O coletivo de juízes conselheiros acabaria por considerar a quantia de 10 mil euros como “suficientemente compensatória” para Ricardo Rodrigues e “suficientemente punitiva” para a SIC, reputando-a de não “irrazoável face ao dano verificado” nem “desajustadamente baixa”.

“Tendo em atenção os critérios que pelo TEDH têm sido perfilhados na matéria, cremos que o montante de 10 mil euros se apresenta como uma interferência não desproporcional no direito à liberdade de expressão da recorrente [a SIC], não infringindo o artigo 10.º da CEDH. Tal valor constitui uma adequada tradução da operação de compatibilização prática entre a elevada gravidade das imputações que foram dirigidas ao autor e a mediana gravidade dos danos que lhe foram causados, na medida em que retomou a sua atividade política pouco depois das notícias em causa, tendo chegado a exercer as funções de vice-presidente do Grupo Parlamentar do PS”, argumentaram os juízes conselheiros.

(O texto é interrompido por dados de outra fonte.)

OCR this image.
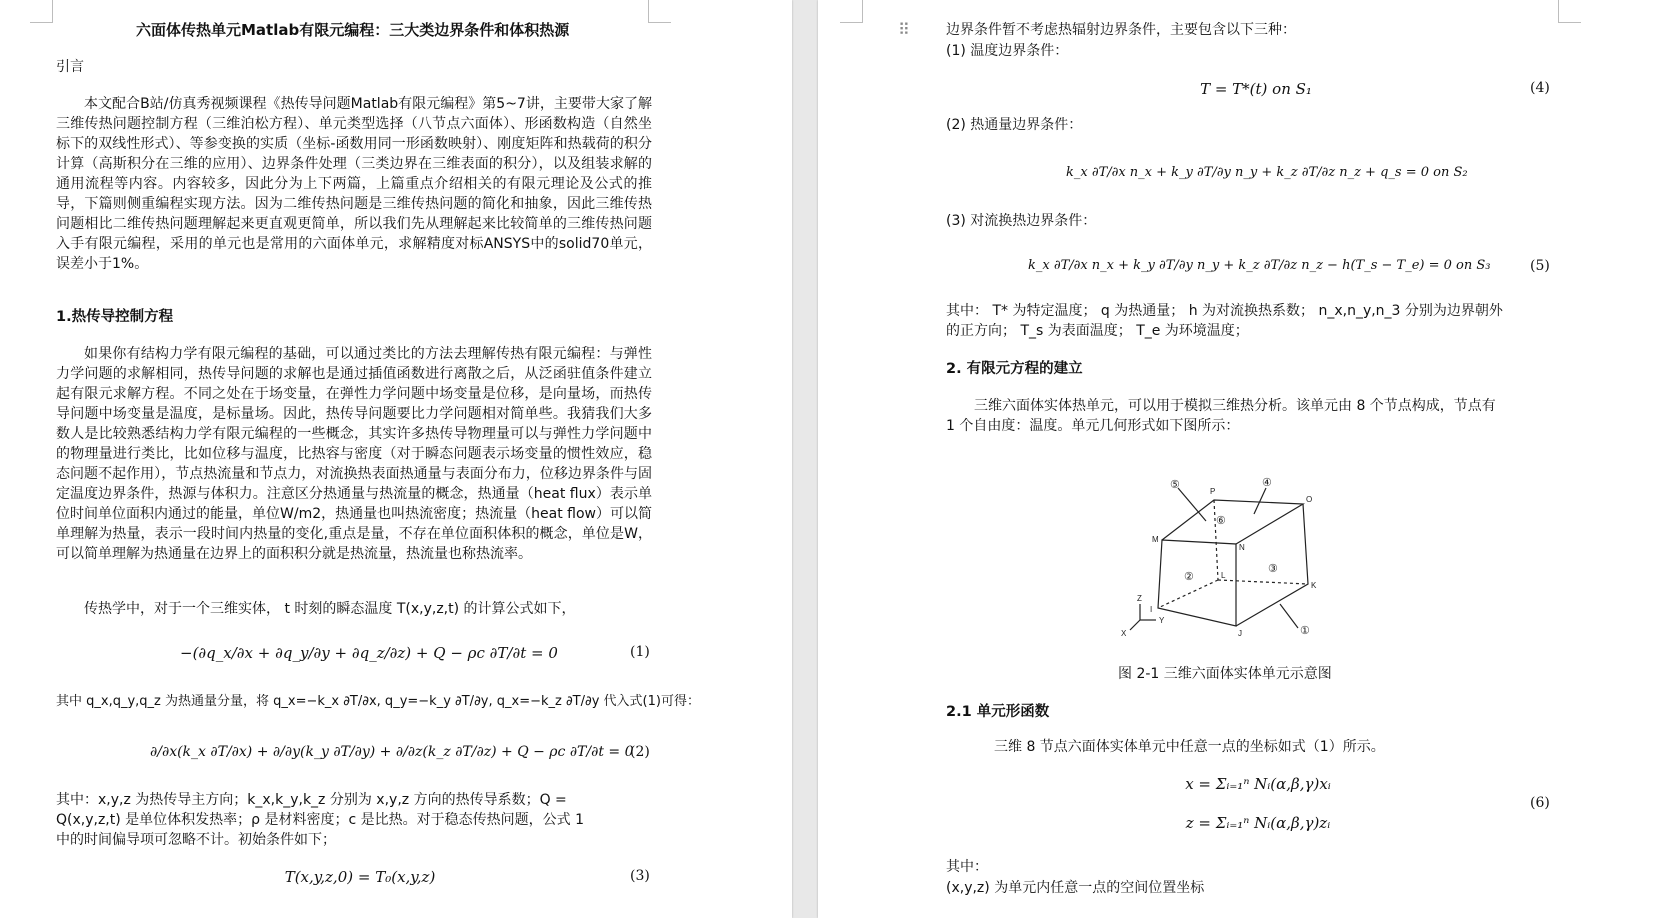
六面体传热单元Matlab有限元编程：三大类边界条件和体积热源
引言

本文配合B站/仿真秀视频课程《热传导问题Matlab有限元编程》第5~7讲，主要带大家了解三维传热问题控制方程（三维泊松方程）、单元类型选择（八节点六面体）、形函数构造（自然坐标下的双线性形式）、等参变换的实质（坐标-函数用同一形函数映射）、刚度矩阵和热载荷的积分计算（高斯积分在三维的应用）、边界条件处理（三类边界在三维表面的积分），以及组装求解的通用流程等内容。内容较多，因此分为上下两篇，上篇重点介绍相关的有限元理论及公式的推导，下篇则侧重编程实现方法。因为二维传热问题是三维传热问题的简化和抽象，因此三维传热问题相比二维传热问题理解起来更直观更简单，所以我们先从理解起来比较简单的三维传热问题入手有限元编程，采用的单元也是常用的六面体单元，求解精度对标ANSYS中的solid70单元，误差小于1%。

1.热传导控制方程

如果你有结构力学有限元编程的基础，可以通过类比的方法去理解传热有限元编程：与弹性力学问题的求解相同，热传导问题的求解也是通过插值函数进行离散之后，从泛函驻值条件建立起有限元求解方程。不同之处在于场变量，在弹性力学问题中场变量是位移，是向量场，而热传导问题中场变量是温度，是标量场。因此，热传导问题要比力学问题相对简单些。我猜我们大多数人是比较熟悉结构力学有限元编程的一些概念，其实许多热传导物理量可以与弹性力学问题中的物理量进行类比，比如位移与温度，比热容与密度（对于瞬态问题表示场变量的惯性效应，稳态问题不起作用），节点热流量和节点力，对流换热表面热通量与表面分布力，位移边界条件与固定温度边界条件，热源与体积力。注意区分热通量与热流量的概念，热通量（heat flux）表示单位时间单位面积内通过的能量，单位W/m2，热通量也叫热流密度；热流量（heat flow）可以简单理解为热量，表示一段时间内热量的变化,重点是量，不存在单位面积体积的概念，单位是W，可以简单理解为热通量在边界上的面积积分就是热流量，热流量也称热流率。

传热学中，对于一个三维实体， t 时刻的瞬态温度 T(x,y,z,t) 的计算公式如下，
−(∂q_x/∂x + ∂q_y/∂y + ∂q_z/∂z) + Q − ρc ∂T/∂t = 0	(1)
其中 q_x,q_y,q_z 为热通量分量，将 q_x=−k_x ∂T/∂x, q_y=−k_y ∂T/∂y, q_x=−k_z ∂T/∂y 代入式(1)可得：
∂/∂x(k_x ∂T/∂x) + ∂/∂y(k_y ∂T/∂y) + ∂/∂z(k_z ∂T/∂z) + Q − ρc ∂T/∂t = 0
(2)
其中：x,y,z 为热传导主方向；k_x,k_y,k_z 分别为 x,y,z 方向的热传导系数；Q =
Q(x,y,z,t) 是单位体积发热率；ρ 是材料密度；c 是比热。对于稳态传热问题，公式 1
中的时间偏导项可忽略不计。初始条件如下；
T(x,y,z,0) = T₀(x,y,z)	(3)
⠿	边界条件暂不考虑热辐射边界条件，主要包含以下三种：
(1) 温度边界条件：
T = T*(t) on S₁	(4)
(2) 热通量边界条件：
k_x ∂T/∂x n_x + k_y ∂T/∂y n_y + k_z ∂T/∂z n_z + q_s = 0 on S₂
(3) 对流换热边界条件：
k_x ∂T/∂x n_x + k_y ∂T/∂y n_y + k_z ∂T/∂z n_z − h(T_s − T_e) = 0 on S₃	(5)
其中： T* 为特定温度； q 为热通量； h 为对流换热系数； n_x,n_y,n_3 分别为边界朝外
的正方向； T_s 为表面温度； T_e 为环境温度；
2. 有限元方程的建立
三维六面体实体热单元，可以用于模拟三维热分析。该单元由 8 个节点构成，节点有
1 个自由度：温度。单元几何形式如下图所示：
P
O
M
N
L
K
I
J
⑤	④
⑥
②
③
①
Z
Y
X
图 2-1 三维六面体实体单元示意图
2.1 单元形函数
三维 8 节点六面体实体单元中任意一点的坐标如式（1）所示。
x = Σᵢ₌₁ⁿ Nᵢ(α,β,γ)xᵢ
z = Σᵢ₌₁ⁿ Nᵢ(α,β,γ)zᵢ
(6)
其中：
(x,y,z) 为单元内任意一点的空间位置坐标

De notar que este acórdão estabelece o mesmo quantitativo por danos morais que fora arbitrado pela Relação, a qual tinha considerado apenas como violação do direito de RR ao bom nome a notícia de 9 de janeiro de 2004. Apesar de considerar, como aliás o fizera o TEDH, que também o noticiário de 6, 7 e 8 de dezembro de 2003 atentara contra os direitos do político - motivo pelo qual atribui a indemnização por danos patrimoniais, respeitante aos salários não auferidos por RR devido à sua demissão do Governo, a 8 de dezembro -, o Supremo acaba por valorizar menos a notícia falsa da detenção e interrogatório de RR que a Relação.

Um jurista ouvido pelo DN suspira. “A ideia de que em caso de conflito entre o direito ao bom nome e o direito à liberdade de expressão o segundo prevalece, mesmo nos casos em que se trata de informações falsas, é problemática. Os juízes do TEDH dizem que a Convenção dá prevalência à liberdade de expressão e é verdade. Mas não é líquido que a Constituição o faça nos mesmos termos. Seria interessante que o Tribunal Constitucional fosse levado a pronunciar-se.”